Apple, SOCAN highlights changing role of Copyright Board, says IP professors Ariel Katz

The Federal Court of Appeal overturned a decision of the Copyright Board

Apple, SOCAN highlights changing role of Copyright Board, says IP professors Ariel Katz

In a high-profile case on how fees apply to streaming companies and songwriters, the Federal Court of Appeal overturned a decision of the Copyright Board. 

The court’s take on the board was “striking” in that it offered direct criticisms of the board’s approach, says Ariel Katz, associate professor at the University of Toronto Faculty of Law, who was named in the case.

“The implication for the case at bar is obvious: only clear legislative text in subsection 2.4(1.1) could support the Board’s position. . . . the general statements cited by the Board do not amount to Parliamentary license to ignore this constraint. But that is what the Board’s interpretation did,” wrote Justice David Stratas for the panel of judges. 

“When developing a legal argument, some members of the legal academy, the Bar, administrative decision-makers and the judiciary invoke international law—or sometimes just the vibe of it—because they see it as always relevant, persuasive and binding. Others see it as a make-weight, hoping to sway the impressionable with its grand provenance and sometimes broad acceptance. Still others see it as a supply of preferred values and ideological standards, handy ammunition to fire in support of a cause. In a courtroom ruled by doctrine, these are misuses of international law. Too often these days, we see these misuses. . . . The Board exalted international law over domestic law.” 

The case comes as the Copyright Board’s role has become more adjudicative over time, says Katz. When the argument over song-streaming rights began, it was more of a simple consultation that has since mushroomed, says Katz. 

“I think it's something that started maybe with good intentions — they may have thought it was something that could be decided in a very simple way and that might be beneficial. That is not how things unfolded. For me, that raises the question of: Why the board? Is it really wise for the board to decide those legal questions? . . .. It's not clear to me that it actually has a mandate to do that, because the board is not a court. Normally adjudication of substantive rights is a matter for courts,” says Katz.

“In the case of copyright, the board sets the fees, and maybe it also, incidentally, has to determine the scope of the rights, and whether the underlying rights exist or not. But those questions — of what the rights are — normally they're questions for the courts, in infringement actions. Right. So that's a bit of an unusual situation where the same legal question may arise in a court but also before the board.”

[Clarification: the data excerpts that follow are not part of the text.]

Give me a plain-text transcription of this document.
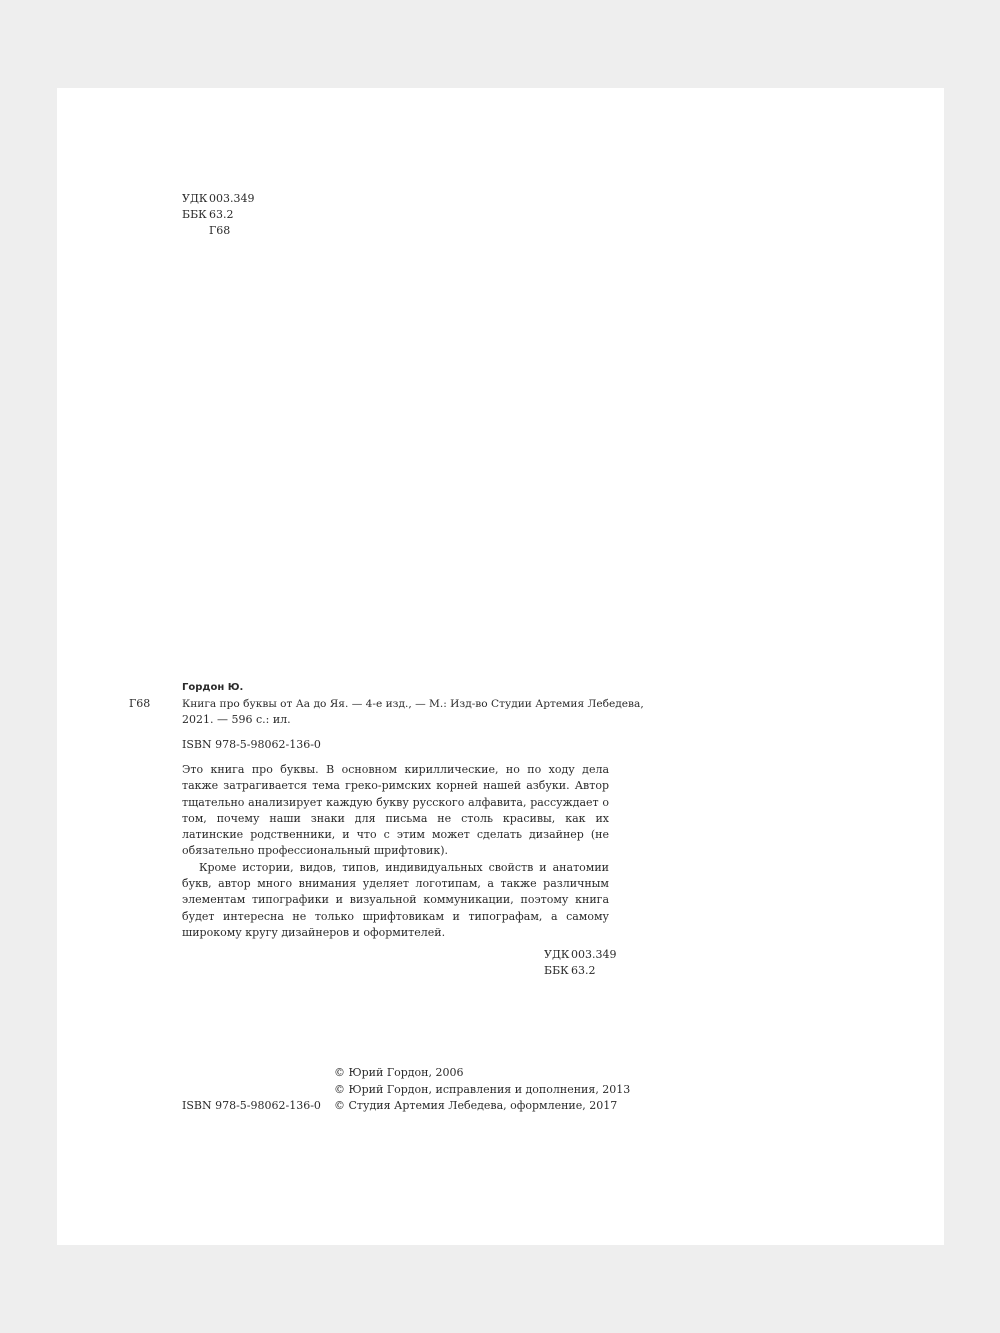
УДК 003.349
ББК 63.2
Г68
Гордон Ю.
Г68	Книга про буквы от Аа до Яя. — 4-е изд., — М.: Изд-во Студии Артемия Лебедева,
2021. — 596 с.: ил.
ISBN 978-5-98062-136-0

Это книга про буквы. В основном кириллические, но по ходу дела также затрагивается тема греко-римских корней нашей азбуки. Автор тщательно анализирует каждую букву русского алфавита, рассуждает о том, почему наши знаки для письма не столь красивы, как их латинские родственники, и что с этим может сделать дизайнер (не обязательно профессиональный шрифтовик).

Кроме истории, видов, типов, индивидуальных свойств и анатомии букв, автор много внимания уделяет логотипам, а также различным элементам типографики и визуальной коммуникации, поэтому книга будет интересна не только шрифтовикам и типографам, а самому широкому кругу дизайнеров и оформителей.

УДК 003.349
ББК 63.2
© Юрий Гордон, 2006
© Юрий Гордон, исправления и дополнения, 2013
© Студия Артемия Лебедева, оформление, 2017
ISBN 978-5-98062-136-0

Katz says while he doesn’t think it’s a good development for the Copyright Board to have increased a growing role in adjudication, the court did not opine on the board’s jurisdiction in that regard. And while the appeal court quashed the Copyright Board’s decision on the rights to payment for songwriters, there is still uncertainty about when such a right would exist, says Katz. 

“It’s very weird from an economic perspective. If I own the rights to some songs and you are a service provider, and you want to make those songs available to the public — you want to upload them to your server, and then, if your customers click on something, it will be streamed to them. If you and I negotiate the amount of money that you will be willing to pay and I will be willing to charge, it will be a function of how attractive the music is and what alternatives you have . . .you will pay whatever it's worth for you, whether this implicates on the one ‘right’ or two,” says Katz.  “If you organize a concert in the deep forest, in the middle of the night, and nobody comes to listen. Is this a public performance or not? I don't know. We can argue, and make arguments one way or another. But probably nobody really cares, other than law professors or lawyers just making hypothetical questions. It’s the same thing here. If the service provider — if they have a license for the streaming — why does it really matter? . . . Maybe someday there will be a case where it will be important enough for people to figure that I'm. But maybe there won’t be and we can live with the uncertainties.”